Viene ad aprirmi mia madre. Quando mi vede rimane sorpresa, e ha il tempo di dire
"Marco... ciao, ma come ti sei ridotto? Cosa ti è successo?", poi le punto la
pistola alla fronte e faccio fuoco. Mia madre cade a terra. Velocemente vado in cucina, e
trovo mio padre ancora in pigiama intento a fare colazione. È un attimo, i nostri sguardi
si incrociano, mentre lui tiene sollevato a mezz'aria il cucchiaio. Punto la pistola e
faccio fuoco, due volte, per essere sicuro. Mio padre cade in avanti, con la faccia sul
tavolo e la scodella di latte che cade per terra.
Cado in ginocchio, e cerco di piangere di nuovo. Ma non ci riesco, ho già versato tutte
le mie lacrime. Il mondo mi è crollato addosso, tutto quello che avevo costruito nella
mia vita è distrutto. Non avrei mai voluto che andasse a finire così...

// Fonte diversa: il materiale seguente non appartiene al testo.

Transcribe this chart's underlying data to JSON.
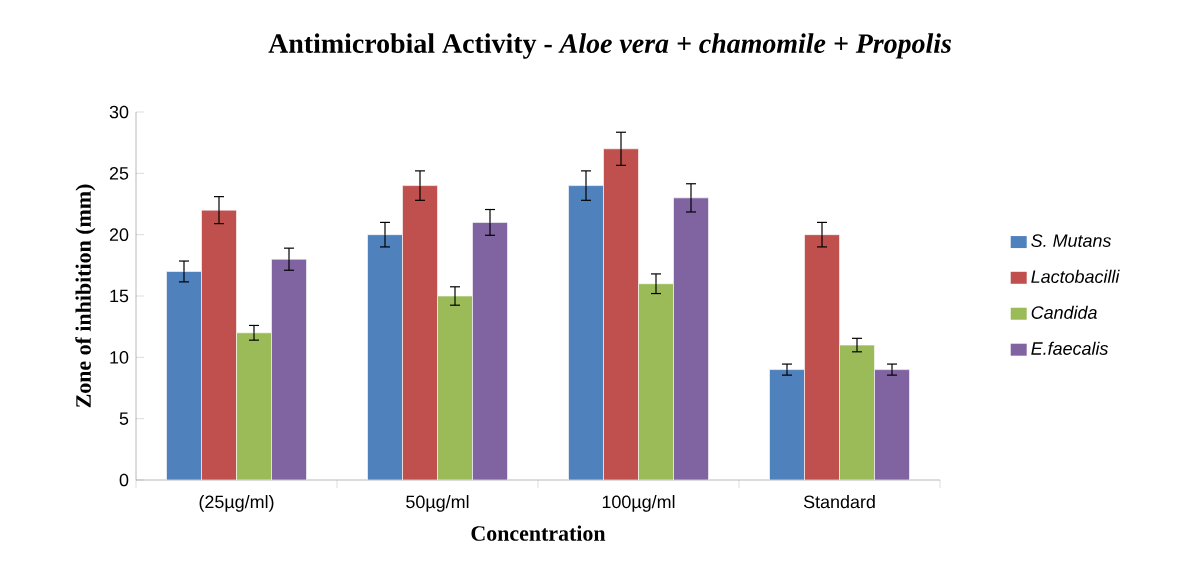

Ho appena chiamato la polizia. Ora sto aspettando, seduto sul letto
accanto al corpo di mia moglie. Vicino a lei ho disteso anche Lorenzo e Camilla. I volti
sono avvolti in un panno bianco. Non sopporto di vedere i loro visi morti. Solo ora mi
rendo pienamente conto di avere ucciso i miei cari. Non potrei mai vivere con questo
rimorso. Lo so, sono un egocentrico e non ho mai avuto il coraggio di affrontare le prove
della vita, i periodi negativi, i problemi. Per questo non ho il coraggio di andare
avanti. Nonostante tutto mi sento leggero. Finalmente tutti saranno contenti che io me ne
vado.
"Vi ho sempre voluto bene... vi ho sempre amati..." punto la pistola alla
tempia, e senza pensarci faccio fuoco.